Results showed that participants were more likely to report having physical problems the morning after engaging in unhealthy eating. These issues included headaches, stomachaches and diarrhea. Emotional strains such as feelings of guilt or shame in their diet choices were also displayed. In turn, that led to a decrease in “helping behavior,” which is doing a task at work that isn’t within their job description — essentially, going the extra mile. They also exhibited “withdrawal behavior,” which is dodging work-related situations although they’re in the workplace.
People considered emotionally stable, meaning less emotionally volatile and better able to cope with stress, didn’t have as many adverse effects from unhealthy eating. Researchers also discovered their workplace habits were less likely to change when they reported physical problems or emotional strains.

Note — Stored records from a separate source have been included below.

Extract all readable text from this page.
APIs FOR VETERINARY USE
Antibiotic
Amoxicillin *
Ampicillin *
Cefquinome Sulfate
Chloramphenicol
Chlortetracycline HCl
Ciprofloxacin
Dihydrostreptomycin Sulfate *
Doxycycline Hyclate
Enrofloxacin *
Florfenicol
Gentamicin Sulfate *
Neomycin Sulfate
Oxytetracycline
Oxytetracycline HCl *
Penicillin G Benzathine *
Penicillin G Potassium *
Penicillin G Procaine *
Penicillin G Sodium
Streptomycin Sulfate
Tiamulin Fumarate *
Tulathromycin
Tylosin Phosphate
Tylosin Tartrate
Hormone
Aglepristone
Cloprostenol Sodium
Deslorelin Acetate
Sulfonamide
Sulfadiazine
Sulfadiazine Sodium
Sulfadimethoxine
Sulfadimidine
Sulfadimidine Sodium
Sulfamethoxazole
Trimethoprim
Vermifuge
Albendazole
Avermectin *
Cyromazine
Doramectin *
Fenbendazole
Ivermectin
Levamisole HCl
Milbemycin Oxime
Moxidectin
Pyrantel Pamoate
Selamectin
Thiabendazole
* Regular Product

“The big takeaway here is that we now know unhealthy eating can have almost immediate effects on workplace performance,” Cho said. “However, we can also say that there is no single ‘healthy’ diet, and healthy eating isn’t just about nutritional content. It may be influenced by an individual’s dietary needs, or even by when and how they’re eating, instead of what they’re eating.
“Companies can help to address healthy eating by paying more attention to the dietary needs and preferences of their employees and helping to address those needs, such as through on-site dining options,” she added. “This can affect both the physical and mental health of their employees – and, by extension, their on-the-job performance.”